How do California schools test students on the standards?
Schools are required to administer math and English language arts tests created by the Smarter Balanced Assessment Consortium, or SBAC, to students in grades 3-8 and 11 each year. These tests are aligned to the Common Core standards and are computer-based. However, parents may choose to opt their children out of the tests. Last year, less than 1 percent of the nearly 3.2 million California students eligible to take the tests opted out of them.
All California public school students in grades 3-8 and 11 are expected to take the Smarter Balanced tests or California Alternative Assessments unless their parents opt them out.
Smarter Balanced provides accessibility tools to enable students who are not fluent in English or who have some physical disabilities to take the tests. Also, the state is developing an optional Spanish Assessment that it expects to pilot in the fall of 2017 to assess students’ proficiency in reading, writing and listening in Spanish. That applies to students whose native language is Spanish and students who are learning Spanish. Some students with significant cognitive disabilities can take the California Alternative Assessment.
The state reports test results for schools, districts and counties on its public website.

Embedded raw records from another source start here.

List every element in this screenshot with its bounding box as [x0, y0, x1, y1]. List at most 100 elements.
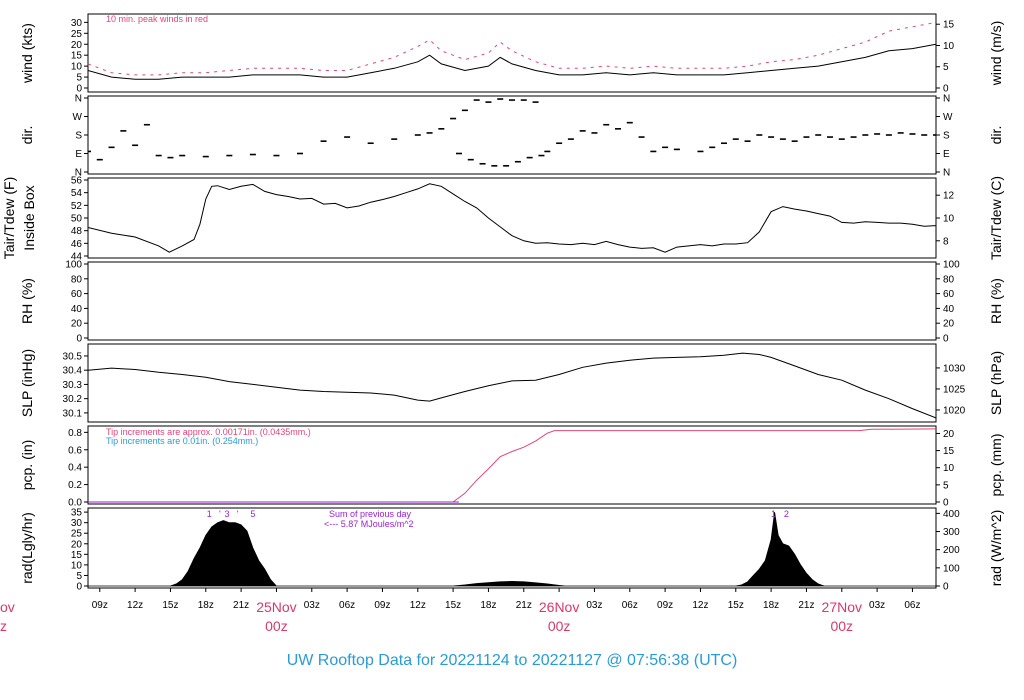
series-group — [88, 21, 936, 80]
y-tick-label: 20 — [71, 319, 83, 330]
y-tick-label: 0 — [76, 334, 82, 345]
day-time-label: 00z — [830, 618, 853, 634]
y-axis-label: wind (kts) — [19, 23, 35, 84]
y-tick-label: 56 — [71, 176, 83, 187]
y-tick-label: N — [75, 94, 82, 105]
series-group — [88, 183, 936, 253]
y-tick-label: 15 — [71, 550, 83, 561]
x-tick-label: 18z — [198, 600, 214, 611]
day-label: 25Nov — [256, 599, 296, 615]
y-tick-label: 30.5 — [63, 351, 83, 362]
y-tick-label-right: 80 — [943, 274, 955, 285]
x-tick-label: 12z — [127, 600, 143, 611]
y-tick-label: 40 — [71, 304, 83, 315]
x-axis: 09z 12z 15z 18z 21z 03z 06z 09z 12z 15z 18z 21z 03z 0… — [0, 588, 921, 634]
panel-slp: 30.1 30.2 30.3 30.4 30.5 1020 1025 1030 SLP (inH… — [19, 343, 1004, 423]
y-tick-label-right: 100 — [943, 563, 960, 574]
y-tick-label: 0.6 — [68, 445, 82, 456]
y-tick-label-right: 40 — [943, 304, 955, 315]
y-tick-label-right: 0 — [943, 498, 949, 509]
series-group — [88, 512, 936, 587]
x-tick-label: 21z — [233, 600, 249, 611]
y-axis-label-right: pcp. (mm) — [988, 434, 1004, 497]
peak-label: ' — [237, 509, 239, 519]
panel-frame — [87, 507, 937, 589]
y-axis-label-right: SLP (hPa) — [988, 351, 1004, 415]
y-tick-label: S — [75, 131, 82, 142]
y-tick-label-right: 10 — [943, 463, 955, 474]
peak-label: 2 — [784, 509, 789, 519]
y-tick-label-right: 1020 — [943, 405, 966, 416]
y-axis-label: rad(Lgly/hr) — [19, 512, 35, 584]
y-tick-label-right: 15 — [943, 446, 955, 457]
y-tick-label: 25 — [71, 29, 83, 40]
x-tick-label: 18z — [763, 600, 779, 611]
peak-label: 1 — [207, 509, 212, 519]
y-tick-label: 5 — [76, 73, 82, 84]
y-tick-label: 30 — [71, 18, 83, 29]
x-tick-label: 03z — [304, 600, 320, 611]
y-tick-label: 0.4 — [68, 463, 82, 474]
panel-annotation: 10 min. peak winds in red — [106, 14, 208, 24]
day-time-label: 00z — [265, 618, 288, 634]
x-tick-label: 21z — [798, 600, 814, 611]
y-tick-label: 35 — [71, 508, 83, 519]
x-tick-label: 09z — [657, 600, 673, 611]
y-tick-label: E — [75, 149, 82, 160]
y-tick-label: 0 — [76, 582, 82, 593]
y-tick-label: 0.0 — [68, 498, 82, 509]
y-tick-label: 20 — [71, 40, 83, 51]
day-label: 27Nov — [822, 599, 862, 615]
y-tick-label-right: 15 — [943, 20, 955, 31]
y-tick-label-right: N — [943, 168, 950, 179]
y-tick-label-right: 5 — [943, 62, 949, 73]
series-group — [88, 98, 936, 167]
y-tick-label-right: 12 — [943, 191, 955, 202]
y-tick-label: 30.2 — [63, 394, 83, 405]
y-tick-label: 10 — [71, 560, 83, 571]
y-tick-label-right: 0 — [943, 582, 949, 593]
y-tick-label: W — [73, 112, 83, 123]
day-time-label-cut: z — [0, 618, 7, 634]
y-tick-label: 25 — [71, 529, 83, 540]
panel-frame — [87, 261, 937, 341]
y-tick-label-right: 5 — [943, 480, 949, 491]
y-tick-label-right: 10 — [943, 41, 955, 52]
y-tick-label: 80 — [71, 274, 83, 285]
y-tick-label-right: 20 — [943, 319, 955, 330]
x-tick-label: 03z — [869, 600, 885, 611]
rad-sum-value: <--- 5.87 MJoules/m^2 — [324, 519, 414, 529]
y-tick-label: 30.1 — [63, 408, 83, 419]
x-tick-label: 15z — [445, 600, 461, 611]
series-line — [88, 352, 936, 419]
x-tick-label: 06z — [339, 600, 355, 611]
day-label-cut: ov — [0, 599, 15, 615]
x-tick-label: 06z — [904, 600, 920, 611]
x-tick-label: 12z — [410, 600, 426, 611]
x-tick-label: 09z — [374, 600, 390, 611]
y-tick-label: 46 — [71, 239, 83, 250]
y-tick-label-right: W — [943, 112, 953, 123]
series-area — [88, 512, 936, 587]
x-tick-label: 03z — [586, 600, 602, 611]
y-tick-label-right: 10 — [943, 214, 955, 225]
y-tick-label: 48 — [71, 226, 83, 237]
y-tick-label: 52 — [71, 201, 83, 212]
y-tick-label-right: S — [943, 131, 950, 142]
y-tick-label: 30 — [71, 518, 83, 529]
y-axis-label: SLP (inHg) — [19, 349, 35, 417]
x-tick-label: 21z — [516, 600, 532, 611]
tip-note-1: Tip increments are approx. 0.00171in. (0… — [106, 427, 311, 437]
chart-title: UW Rooftop Data for 20221124 to 20221127… — [287, 652, 738, 669]
y-tick-label-right: 100 — [943, 260, 960, 271]
tip-note-2: Tip increments are 0.01in. (0.254mm.) — [106, 436, 258, 446]
day-time-label: 00z — [548, 618, 571, 634]
series-line — [88, 428, 936, 503]
x-tick-label: 12z — [692, 600, 708, 611]
y-tick-label-right: 60 — [943, 289, 955, 300]
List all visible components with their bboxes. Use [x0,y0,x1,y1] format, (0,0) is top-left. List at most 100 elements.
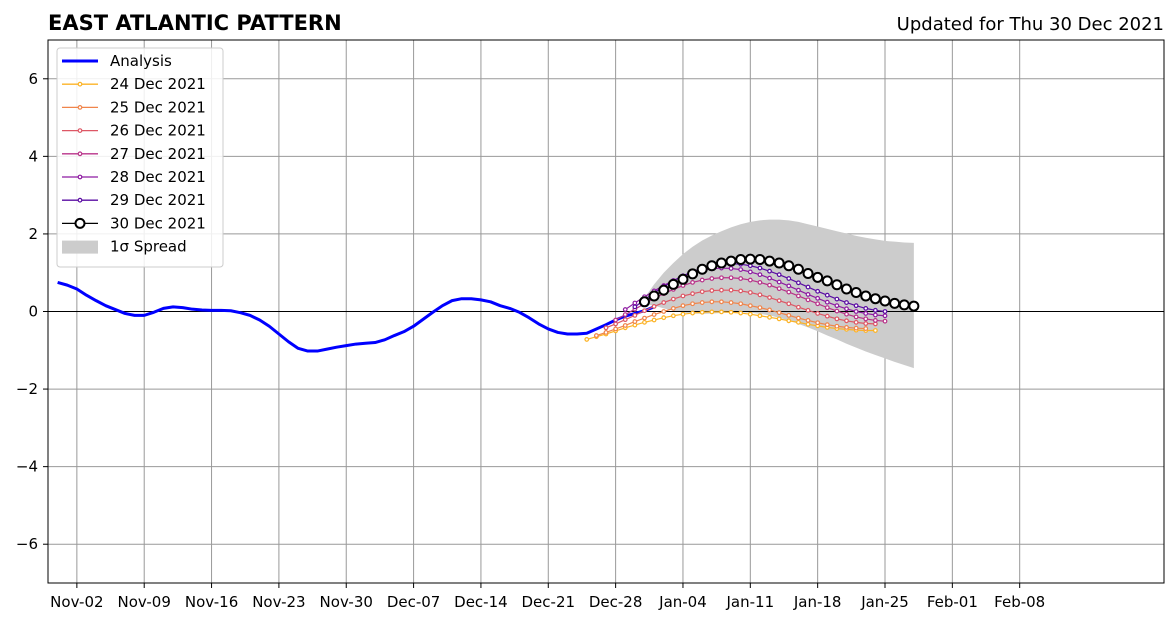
forecast-point [786,312,792,318]
forecast-point [863,316,869,322]
axis-ticks: Nov-02 Nov-09 Nov-16 Nov-23 Nov-30 Dec-07 Dec-… [16,70,1045,611]
forecast-point [661,309,667,314]
forecast-point [738,310,744,316]
forecast-point [850,286,862,298]
forecast-point [889,297,901,309]
y-tick-label: −6 [16,535,38,553]
forecast-point [651,312,657,318]
forecast-point [805,318,811,323]
forecast-point [738,288,744,294]
forecast-point [879,295,891,307]
legend-marker [77,151,83,157]
forecast-point [719,299,724,305]
legend-label: 27 Dec 2021 [110,145,206,163]
series-layer [57,253,920,353]
x-tick-label: Dec-28 [589,593,643,611]
forecast-point [642,319,647,325]
x-tick-label: Jan-25 [860,593,909,611]
x-tick-label: Nov-16 [185,593,238,611]
forecast-point [719,275,724,281]
forecast-point [670,313,676,319]
forecast-point [844,300,849,305]
forecast-point [725,255,737,267]
forecast-point [815,295,821,301]
forecast-point [699,309,705,315]
legend-label: 29 Dec 2021 [110,191,206,209]
legend-entry: 27 Dec 2021 [62,145,206,163]
forecast-point [805,307,811,313]
forecast-point [757,305,763,311]
forecast-point [872,328,878,333]
forecast-point [776,279,782,285]
forecast-point [622,323,628,328]
legend-entry: 30 Dec 2021 [62,214,206,232]
forecast-point [738,267,744,273]
forecast-point [776,310,782,316]
forecast-point [699,289,705,295]
forecast-point [767,275,772,281]
x-tick-label: Jan-18 [793,593,842,611]
forecast-point [786,289,792,295]
forecast-point [699,277,705,283]
legend-entry: 29 Dec 2021 [62,191,206,209]
forecast-point [709,288,715,293]
legend-label: 28 Dec 2021 [110,168,206,186]
forecast-point [622,312,628,318]
forecast-point [632,312,638,318]
forecast-point [667,278,679,290]
forecast-point [757,292,763,298]
forecast-point [805,321,811,327]
forecast-point [757,313,763,319]
forecast-point [786,301,792,307]
x-tick-label: Dec-21 [522,593,576,611]
forecast-point [764,255,776,267]
forecast-point [706,260,718,272]
forecast-point [824,322,830,328]
forecast-point [834,303,840,309]
forecast-point [744,253,756,265]
forecast-point [709,309,715,315]
updated-label: Updated for Thu 30 Dec 2021 [897,14,1164,35]
forecast-point [719,287,724,293]
legend-label: 30 Dec 2021 [110,214,206,232]
forecast-point [622,307,628,312]
forecast-point [805,297,811,303]
forecast-point [757,265,763,271]
forecast-point [690,280,695,285]
forecast-point [824,305,830,311]
forecast-point [882,318,888,324]
forecast-point [719,309,724,315]
forecast-point [747,269,753,275]
x-tick-label: Feb-08 [994,593,1045,611]
forecast-point [802,267,814,279]
forecast-point [747,290,753,295]
forecast-point [773,257,785,269]
legend-entry: Analysis [62,52,172,70]
forecast-point [680,293,686,299]
forecast-point [872,312,878,318]
forecast-point [632,304,638,310]
forecast-point [824,313,830,319]
x-tick-label: Feb-01 [927,593,978,611]
forecast-point [860,290,872,302]
x-tick-label: Dec-14 [454,593,508,611]
forecast-point [853,319,859,325]
forecast-point [632,319,638,324]
forecast-point [767,295,772,300]
legend-label: 24 Dec 2021 [110,75,206,93]
forecast-point [767,268,772,274]
forecast-point [796,315,801,321]
y-tick-label: −4 [16,458,38,476]
legend-marker [77,81,83,87]
forecast-point [584,337,590,342]
forecast-point [812,271,824,283]
forecast-point [747,303,753,309]
y-tick-label: 0 [28,303,38,321]
forecast-point [638,296,650,308]
forecast-point [613,317,619,323]
chart-title: EAST ATLANTIC PATTERN [48,11,342,35]
y-tick-label: 4 [28,147,38,165]
forecast-point [603,325,609,331]
y-tick-label: −2 [16,380,38,398]
forecast-point [651,304,657,309]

Parents receive individual student score reports in the mail.
The Smarter Balanced tests are part of the California Assessment of Student Performance and Progress (CAASSP) System, which also includes science tests.
What other standards are guiding instruction in California schools?
Besides the Common Core math and English language arts standards, the state Board of Education has adopted standards related to the following subject areas: English Language Development for English learners, Career Technical Education, Health Education, History-Social Science, Next Generation Science Standards, and Physical Education. It has also adopted Model School Library Standards.
In addition, the state is revising its Visual and Performing Arts standards and is developing standards for Computer Science and World Language.
How much support for the Common Core has there been in California? And how much opposition?
Although opposition to the Common Core has been strong in some other states where high stakes are tied to test results – such as teacher evaluations and whether to retain students in their grade levels – Californians have largely supported the new standards. The state adopted the standards in 2010 and many districts began transitioning to them in 2013-14, when the state piloted new Common Core-aligned tests. Most districts were expected to have implemented them by 2014-15, when the Smarter Balanced tests were first administered.
In 2014, more than 300 California business, nonprofit and children’s groups signed a statement supporting the Common Core State Standards.
In 2015, while a nationwide poll showed a majority of respondents opposed the standards, two California polls showed residents in this state favored the new math and English language arts standards.
And again in 2016, Californians showed greater support for the standards than other U.S. residents polled nationwide.
By 2017, when an anti-Common Core administration led by newly elected President Donald Trump took office, many education leaders from throughout California said the standards are here to stay. They said Californians support the state’s efforts to better prepare students for college and 21st Century careers.